I, too, would like to publicly agree with you. In the past months I have done calculations on (standing) cochlear evanescent waves. These, too, are predicted to occur in strictly ideal (i.e., incompressible) liquids. A common feature of standing evanescent and traveling surface waves is the fulfillment, in small-displacement cases, of the Laplace equation by the liquid sound-pressure [see e.g. de Boer's chapter in the book "The Cochlea" (1996)]. Such cochlear evanescent waves (driven by two simultaneous forces, due to the basilar-membrane stiffness and to active outer hair cells) may occur during the generation of SOAEs (spontaneous oto-acoustic emissions), as described in my just published proceedings paper, "Cochlear Evanescent Liquid Sound-Pressure Waves During Spontaneous Oto-Acoustic Emissions", Canadian Acoustics Vol. 39 No. 3 (2011) 122-123.
With best wishes,
Dr. phil. nat.,
Datum: 31.10.2011 22:47
Betreff: Re: A new paradigm?(On pitch and periodicity (was "correction to post"))
At 4:57 PM -0400 10/31/11, Willem Christiaan Heerens wrote:
>... I really must remind you to the fact that a mechanical vibration
>-- and the sound stimulus is such a vibration -- in a fluid, or in
>this case water like perilymph, will always propagate with the speed
>of sound, which has typically here the value of 1500 m/s. That is
>just one of those constraints dictated by general physics.
No, not "always"; that 1500 m/s wave mode is for longitudinal
pressure waves only. Your conception of "general physics" needs a
slight extension to cover other types of waves. Then the problem
won't be so over-constrained.
In the ear, the stapes doesn't couple much energy into this fast
pressure-wave mode. A much slower propagating vibration mode is
involved in the cochlear traveling waves that use the compliance of
the basilar membrane, as opposed to compression of the fluid, as the
displacement-based restoring force that leads to the wave equations.
This mode has a very different form, doesn't depend on fluid
compressibility, requires a membrane with motion in a suitable
symmetry across it, etc. This is what the physics describes, and
what the models model.
Gravity waves on water are a related, but different, example of
mechanical vibrations that propagate much more slowly than 1500 m/s.
These modes use gravity as the restoring force, and can be put into
analogy with what the membrane does in the cochlea (though it's not
such a close analogy as to give the same wave equations).
Of course, until one acknowledges the basic physics of waves in
incompressible fluids, as described by Lamb and Rayleigh and others
over a hundred years ago, it will not be possible to converge on an
understanding of cochlear models and their traveling waves.
The physics and math are pretty simple, relying only on f=ma for
fluid elements, and conservation of volume for incompressibility, and
something to make a restoring force. To get waves, you need
something to hold potential energy and push back against displacment,
to trade that energy against the kinetic energy of moving fluid.

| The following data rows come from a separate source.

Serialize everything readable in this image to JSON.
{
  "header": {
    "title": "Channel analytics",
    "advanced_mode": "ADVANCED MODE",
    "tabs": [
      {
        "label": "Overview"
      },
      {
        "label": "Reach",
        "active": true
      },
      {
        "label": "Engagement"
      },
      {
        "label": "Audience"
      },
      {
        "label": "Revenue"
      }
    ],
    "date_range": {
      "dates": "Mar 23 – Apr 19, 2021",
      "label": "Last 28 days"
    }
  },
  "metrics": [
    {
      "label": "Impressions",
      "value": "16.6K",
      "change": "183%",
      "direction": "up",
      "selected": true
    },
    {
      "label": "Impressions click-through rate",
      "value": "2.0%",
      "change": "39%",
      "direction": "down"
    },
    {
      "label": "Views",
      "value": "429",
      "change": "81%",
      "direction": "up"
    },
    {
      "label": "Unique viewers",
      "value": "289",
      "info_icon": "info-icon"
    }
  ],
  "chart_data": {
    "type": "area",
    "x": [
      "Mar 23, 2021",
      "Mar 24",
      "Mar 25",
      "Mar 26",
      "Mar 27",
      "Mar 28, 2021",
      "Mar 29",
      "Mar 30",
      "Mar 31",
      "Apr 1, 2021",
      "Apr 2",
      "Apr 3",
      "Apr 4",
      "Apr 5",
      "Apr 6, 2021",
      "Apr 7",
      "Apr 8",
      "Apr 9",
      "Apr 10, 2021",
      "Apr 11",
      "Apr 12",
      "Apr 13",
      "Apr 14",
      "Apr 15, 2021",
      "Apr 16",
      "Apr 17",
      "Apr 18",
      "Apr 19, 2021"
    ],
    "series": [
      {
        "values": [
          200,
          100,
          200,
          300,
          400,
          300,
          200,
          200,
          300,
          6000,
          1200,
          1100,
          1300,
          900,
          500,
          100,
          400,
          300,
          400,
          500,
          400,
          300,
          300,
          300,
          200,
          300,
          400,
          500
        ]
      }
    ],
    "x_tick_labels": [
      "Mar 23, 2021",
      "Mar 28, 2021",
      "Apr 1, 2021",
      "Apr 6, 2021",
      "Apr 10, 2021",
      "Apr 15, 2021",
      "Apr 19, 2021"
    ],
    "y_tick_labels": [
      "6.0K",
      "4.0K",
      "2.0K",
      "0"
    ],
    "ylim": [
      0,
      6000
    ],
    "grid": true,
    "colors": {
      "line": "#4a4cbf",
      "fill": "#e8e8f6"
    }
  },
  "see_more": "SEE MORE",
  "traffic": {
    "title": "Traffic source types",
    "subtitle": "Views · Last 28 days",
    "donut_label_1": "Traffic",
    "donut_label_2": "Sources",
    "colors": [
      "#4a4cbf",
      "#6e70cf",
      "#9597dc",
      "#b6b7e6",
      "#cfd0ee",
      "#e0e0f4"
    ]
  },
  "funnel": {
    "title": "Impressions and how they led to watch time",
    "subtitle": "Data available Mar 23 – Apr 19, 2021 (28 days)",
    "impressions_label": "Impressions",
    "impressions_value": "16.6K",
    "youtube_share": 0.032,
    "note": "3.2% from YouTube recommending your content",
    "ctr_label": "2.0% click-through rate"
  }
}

Fluid compression is one such mechanism, but there are others that
your approach is ignoring. This is what the membrane is about:
springiness, or compliance. The membrane compliance has been
measured, and the measurements fit the physical models and the
observed wave speeds.
Adding some compressibility to the model is also possible, and is
needed to get that fast pressure mode as well, which I agree is
involved in getting the round window to be pushed out when the oval
window is pushed in. But that can be approximated well enough with
incompressible and infinite-velocity pressure waves, since the
wavelengths are so long, as you point out. These pressure waves
don't create any differential pressures around the basilar membrane,
and have negligible associated displacements and velocities
everywhere (even at the windows), compared to the traveling-wave
modes, so they are typically ignored in the discussion of cochlear
hydrodynamics, where the motions are what we care about.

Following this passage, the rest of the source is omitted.